Here's what got Nagai Hideyuki excited. Hideyuki lives in Tokyo. He's now 21. This photo was taken on the other side of the world, somewhere in Europe. What you see here is a street and a plain stone bench, both partially covered by a chalk drawing. The drawing disappears in places and at one point seems to bump into a metal pole.
What Julian Beever does is a form of anamporphosis, which is a very careful exercise in distorted perception. His drawings make no sense until you happen onto a particular ? and it's a very particular ? angle. Once you step into that spot ? the only place where you can see what the artist intended ? suddenly, boom! ? the drawing leaps into three dimensions ... and you see, well, this:
It's uncanny. But it's all in the planning. Beever has a camera or a viewfinder posted at the very spot he wants his viewers to occupy, and he draws from that perspective. So here in Glasgow, Scotland, is a Marilyn Monroe-type bathing in what looks like a 3-D pool of real water.
Notice the very real looking Coca-Cola bottle and can in the corner (you're supposed to notice, because Coke probably paid for this drawing) and ask yourself, are those real?

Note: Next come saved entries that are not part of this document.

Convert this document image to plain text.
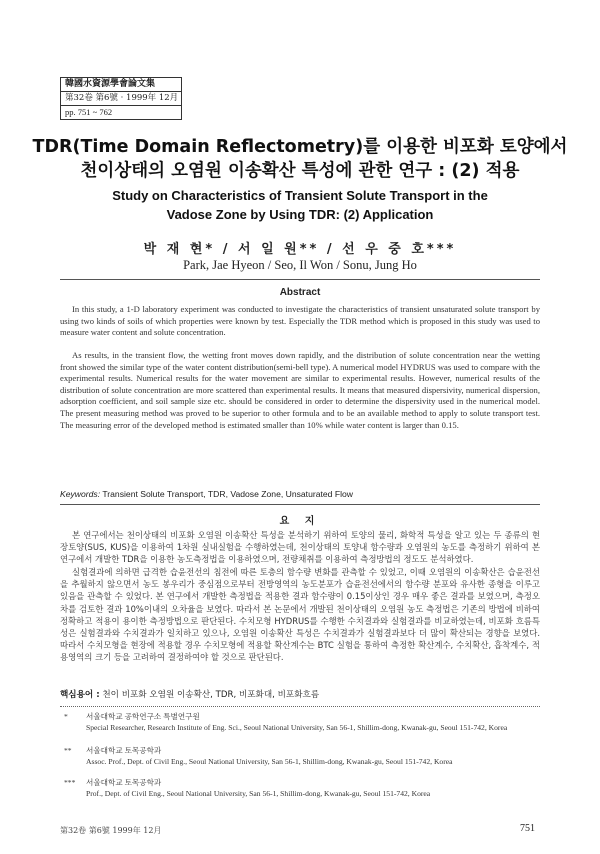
韓國水資源學會論文集
第32卷 第6號 · 1999年 12月
pp. 751 ~ 762
TDR(Time Domain Reflectometry)를 이용한 비포화 토양에서
천이상태의 오염원 이송확산 특성에 관한 연구 : (2) 적용
Study on Characteristics of Transient Solute Transport in the
Vadose Zone by Using TDR: (2) Application
박 재 현* / 서 일 원** / 선 우 중 호***
Park, Jae Hyeon / Seo, Il Won / Sonu, Jung Ho
Abstract
In this study, a 1-D laboratory experiment was conducted to investigate the characteristics of transient unsaturated solute transport by using two kinds of soils of which properties were known by test. Especially the TDR method which is proposed in this study was used to measure water content and solute concentration.
As results, in the transient flow, the wetting front moves down rapidly, and the distribution of solute concentration near the wetting front showed the similar type of the water content distribution(semi-bell type). A numerical model HYDRUS was used to compare with the experimental results. Numerical results for the water movement are similar to experimental results. However, numerical results of the distribution of solute concentration are more scattered than experimental results. It means that measured dispersivity, numerical dispersion, adsorption coefficient, and soil sample size etc. should be considered in order to determine the dispersivity used in the numerical model. The present measuring method was proved to be superior to other formula and to be an available method to apply to solute transport test. The measuring error of the developed method is estimated smaller than 10% while water content is larger than 0.15.
Keywords: Transient Solute Transport, TDR, Vadose Zone, Unsaturated Flow
요 지
본 연구에서는 천이상태의 비포화 오염원 이송확산 특성을 분석하기 위하여 토양의 물리, 화학적 특성을 알고 있는 두 종류의 현장토양(SUS, KUS)을 이용하여 1차원 실내실험을 수행하였는데, 천이상태의 토양내 함수량과 오염원의 농도를 측정하기 위하여 본 연구에서 개발한 TDR을 이용한 농도측정법을 이용하였으며, 전량채취를 이용하여 측정방법의 정도도 분석하였다.
실험결과에 의하면 급격한 습윤전선의 침전에 따른 토층의 함수량 변화를 관측할 수 있었고, 이때 오염원의 이송확산은 습윤전선을 추월하지 않으면서 농도 봉우리가 중심점으로부터 전방영역의 농도분포가 습윤전선에서의 함수량 분포와 유사한 종형을 이루고 있음을 관측할 수 있었다. 본 연구에서 개발한 측정법을 적용한 결과 함수량이 0.15이상인 경우 매우 좋은 결과를 보였으며, 측정오차를 검토한 결과 10%이내의 오차율을 보였다. 따라서 본 논문에서 개발된 천이상태의 오염원 농도 측정법은 기존의 방법에 비하여 정확하고 적용이 용이한 측정방법으로 판단된다. 수치모형 HYDRUS를 수행한 수치결과와 실험결과를 비교하였는데, 비포화 흐름특성은 실험결과와 수치결과가 일치하고 있으나, 오염원 이송확산 특성은 수치결과가 실험결과보다 더 많이 확산되는 경향을 보였다. 따라서 수치모형을 현장에 적용할 경우 수치모형에 적용할 확산계수는 BTC 실험을 통하여 측정한 확산계수, 수치확산, 흡착계수, 적용영역의 크기 등을 고려하여 결정하여야 할 것으로 판단된다.
핵심용어 : 천이 비포화 오염원 이송확산, TDR, 비포화대, 비포화흐름
* 서울대학교 공학연구소 특별연구원
Special Researcher, Research Institute of Eng. Sci., Seoul National University, San 56-1, Shillim-dong, Kwanak-gu, Seoul 151-742, Korea
** 서울대학교 토목공학과
Assoc. Prof., Dept. of Civil Eng., Seoul National University, San 56-1, Shillim-dong, Kwanak-gu, Seoul 151-742, Korea
*** 서울대학교 토목공학과
Prof., Dept. of Civil Eng., Seoul National University, San 56-1, Shillim-dong, Kwanak-gu, Seoul 151-742, Korea
第32卷 第6號 1999年 12月	751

They're not. Viewed from the "wrong" perspective, Marilyn's leg becomes a long, dangling tentacle and the soda pop goes, you should excuse the expression, flat.
Beever can achieve dramatic, spectacular effects, with this technique. Here's a street ad he did on 44th Street in New York for Levi's. The little girl is real.

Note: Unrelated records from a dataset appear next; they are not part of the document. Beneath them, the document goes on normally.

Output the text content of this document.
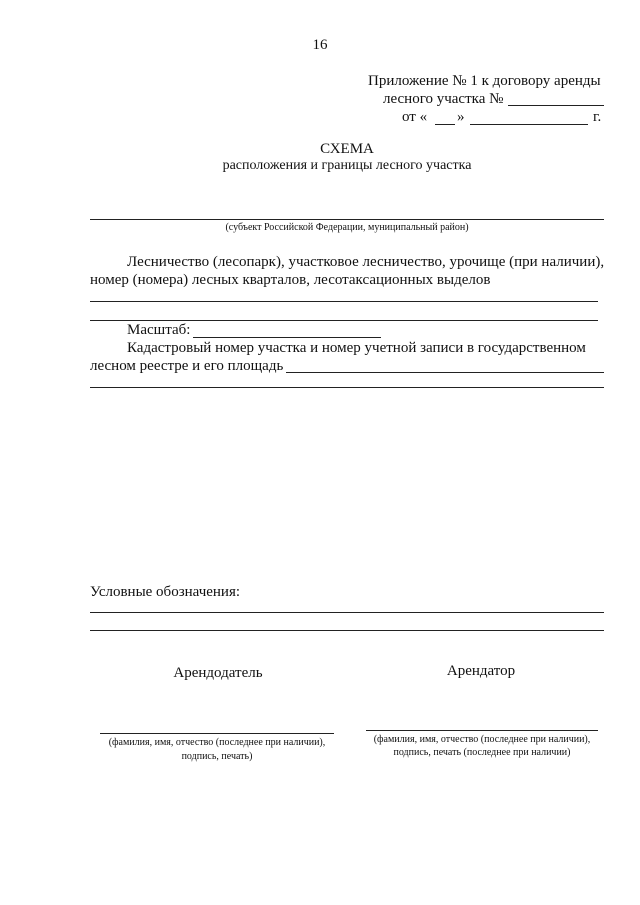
16
Приложение № 1 к договору аренды
лесного участка №
от « »	г.
СХЕМА
расположения и границы лесного участка
(субъект Российской Федерации, муниципальный район)
Лесничество (лесопарк), участковое лесничество, урочище (при наличии),
номер (номера) лесных кварталов, лесотаксационных выделов
Масштаб:
Кадастровый номер участка и номер учетной записи в государственном
лесном реестре и его площадь
Условные обозначения:
Арендодатель
(фамилия, имя, отчество (последнее при наличии),
подпись, печать)
Арендатор
(фамилия, имя, отчество (последнее при наличии),
подпись, печать (последнее при наличии)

When Nagai Hideyuki saw some of Beever's chalkings in the paper, he thought, "I've got to do that!" but he's not a street-artist type. "I realized it would be against the law," he writes on his website. Instead, he's taken Beever's work indoors, to the quiet of his desk, where he creates 3-D effects using two notepads and a bunch of pencils. That way, he doesn't have to deal with strangers, with cops or with weather. But the effect, if anything, is even more startling.
This man thrusting his hand at us is, in actuality, a combination of two perfectly flat drawings (I kid you not), with a real eraser dropped onto his palm.
It's done the same way Beever (and a few other commercial artists like Kurt Wenner) do it: by drawing a precisely distorted image that the human brain, viewing from a precise angle, will see as a three-dimensional illusion. I imagine this is a trial-and-error procedure, but the result is so flawless, it's hard to believe this image is constructed from two flat planes.
But it is. Hideyuki is shy about how he does it, but in one of his videos, I found a moment where he lets the illusion show. Here's the drawing: It's a factory, glimpsed through a surface that has been ripped apart by two hands, to let part of the building slide through. The building seems to poke in our direction. As usual, the two pictures look like they are occupying real space ...
But then, at 27 seconds into the video, he separates the two pads, and for just a second or two, you can almost see the illusion.
I love looking at things knowing they aren't there, but seeing them anyway.
People used to take drugs to do this, but as Nagai Hideyuki would no doubt tell you, "That's [also] against the law." Three-D drawings are the perfectly legal alternative. Instead of popping a pill, you pop into a precise space, look down and gape. And no one can arrest you.